By Brian H Meredith
From the NZBusiness Magazine"Marketing
Maestro" Archive.
First published November 2003
“...the luxury of those sitting on the sidelines.”
This is what John Nash’s (imaginary) boss says of “conviction” in the movie “A Beautiful Mind.” For those of us who choose to play rather than watch in the game of marketing, measurement, not conviction, belief or gut feel is the compass that must guide us.
I grew up in a marketing world cram packed full of “conviction” – conviction that “my gut never lets me down”, that “if we pour enough money into it it’ll deliver”, that “share of voice equals share of sales” and a zillion other firmly held convictions.
The early part of my career was in U.K. ad agencies during the golden years of the late ‘70s and early ‘80s. Agencies were fat . Client’s apparently limitless advertising budgets were the cholesterol that clogged the arteries of accountability in even the healthiest of agencies.
Millions of pounds (neah, tens of millions of pounds) were routinely spent by agencies on behalf of their clients on little more than a wing, a prayer and a bottle (case) of Puligny Montrachet.
I have sat in creative briefings where the written brief has been discarded, unread, by the “superstar” creative team and replaced by the question they asked of themselves:
“Hmmmm, now where can we go to shoot this?”.
“Shoot what?” asked the hapless suit.
“The f…ing” commercial”.
“What commercial?” bravely persisted the suit “How can you know there’s even gonna be a commercial until you’ve read the brief?”
“Listen, toe rag” shot back the writer, “we’ll decide what we will and won’t do and we’ll write the brief afterwards to fit”
Stretching the truth? Not a bit of it. That conversation happened and I know ‘cos I was the hapless suit.
Clients wore their agencies in the same way they would have worn their Armani suits if only they could have afforded them.
Clients were, in reality, the Cinderellas of the Agency : Client relationship. Marketing Managers were paid peanuts compared to the suits in their agency who would arrive in their brand new European cars and park them right alongside the slightly faded, 5 year old Volvo wagon of the Marketing Manager.
But that was OK because there was enough fat in the agency to allow them to plough back (re-invest) some of the client’s money into making the client feel like the star of the show – travel, entertainment, gifts, glamorous parties chock full of glamorous people - you know the story.
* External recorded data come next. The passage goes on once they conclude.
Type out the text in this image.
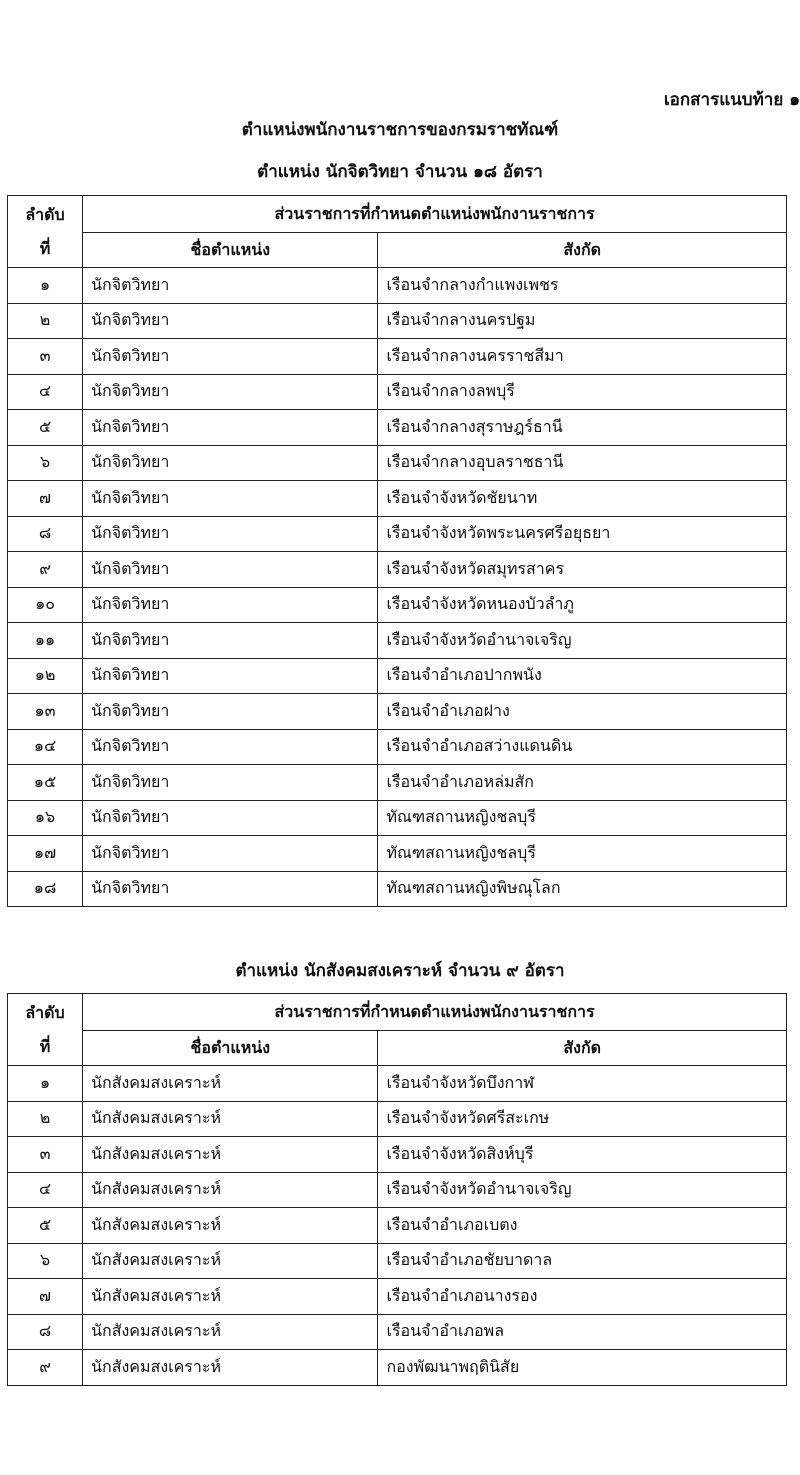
เอกสารแนบท้าย ๑
ตำแหน่งพนักงานราชการของกรมราชทัณฑ์
ตำแหน่ง นักจิตวิทยา จำนวน ๑๘ อัตรา
ลำดับ
ที่	ส่วนราชการที่กำหนดตำแหน่งพนักงานราชการ	
	ชื่อตำแหน่ง	สังกัด
๑	นักจิตวิทยา	เรือนจำกลางกำแพงเพชร
๒	นักจิตวิทยา	เรือนจำกลางนครปฐม
๓	นักจิตวิทยา	เรือนจำกลางนครราชสีมา
๔	นักจิตวิทยา	เรือนจำกลางลพบุรี
๕	นักจิตวิทยา	เรือนจำกลางสุราษฎร์ธานี
๖	นักจิตวิทยา	เรือนจำกลางอุบลราชธานี
๗	นักจิตวิทยา	เรือนจำจังหวัดชัยนาท
๘	นักจิตวิทยา	เรือนจำจังหวัดพระนครศรีอยุธยา
๙	นักจิตวิทยา	เรือนจำจังหวัดสมุทรสาคร
๑๐	นักจิตวิทยา	เรือนจำจังหวัดหนองบัวลำภู
๑๑	นักจิตวิทยา	เรือนจำจังหวัดอำนาจเจริญ
๑๒	นักจิตวิทยา	เรือนจำอำเภอปากพนัง
๑๓	นักจิตวิทยา	เรือนจำอำเภอฝาง
๑๔	นักจิตวิทยา	เรือนจำอำเภอสว่างแดนดิน
๑๕	นักจิตวิทยา	เรือนจำอำเภอหล่มสัก
๑๖	นักจิตวิทยา	ทัณฑสถานหญิงชลบุรี
๑๗	นักจิตวิทยา	ทัณฑสถานหญิงชลบุรี
๑๘	นักจิตวิทยา	ทัณฑสถานหญิงพิษณุโลก
ตำแหน่ง นักสังคมสงเคราะห์ จำนวน ๙ อัตรา
ลำดับ
ที่	ส่วนราชการที่กำหนดตำแหน่งพนักงานราชการ	
	ชื่อตำแหน่ง	สังกัด
๑	นักสังคมสงเคราะห์	เรือนจำจังหวัดบึงกาฬ
๒	นักสังคมสงเคราะห์	เรือนจำจังหวัดศรีสะเกษ
๓	นักสังคมสงเคราะห์	เรือนจำจังหวัดสิงห์บุรี
๔	นักสังคมสงเคราะห์	เรือนจำจังหวัดอำนาจเจริญ
๕	นักสังคมสงเคราะห์	เรือนจำอำเภอเบตง
๖	นักสังคมสงเคราะห์	เรือนจำอำเภอชัยบาดาล
๗	นักสังคมสงเคราะห์	เรือนจำอำเภอนางรอง
๘	นักสังคมสงเคราะห์	เรือนจำอำเภอพล
๙	นักสังคมสงเคราะห์	กองพัฒนาพฤตินิสัย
It was one very big and very long party and the neighbours (clients) couldn’t complain about the noise ‘cos they were invited.
So imagine a lowly Marketing Manager taking a senior suit to one side and saying something inflammatory like:
“Can we get together on Friday and explore how we can make our marketing metrics more robust?”
The suit would have spluttered his Armagnac all over the client and coughed on his Davidoff before putting his arm a round his shoulder and uttering a sentence that began with the words, “Now look here dear chap, let’s not be too hasty…….”
Advertising (and most other forms of marcoms) in that era was not expected to be held accountable for a return on investment largely because no-one knew how to do it anyway.
Which was great for the agency business (at least for those along for the ride at the time) but not so great for clients and, in the long term, not great for the entire marketing profession and those ancillary sectors that support it (including ad agencies). Marketers have still to live down the bullshit & bunkum label in the minds of many of their colleagues in other departments.
Zap on a couple of decades.
What is your most important marketing tool?
Your spreadsheet application should be high at the top of the list.
Running your marketing department without constant attention to the numbers is simply irresponsible.
The numbers matter. Measurement matters. The language of the beanies matters – terms like investment, ROI, contribution and many more need to become the vocabulary of the savvy and effective marketer.
Ignoring the numbers is not just irresponsible, it’s inexcusable.
And yet I still encounter businesses every week where “conviction” remains at the heart of their management and their decision making.
Dangerous stuff. Really dangerous stuff.
As former NYC mayor Rudy Giuliani said when asked how he reduced crime in the city, in reference to the extensive use of metrics and benchmarks exercised by his administration: "If you can't measure it, you can't manage it."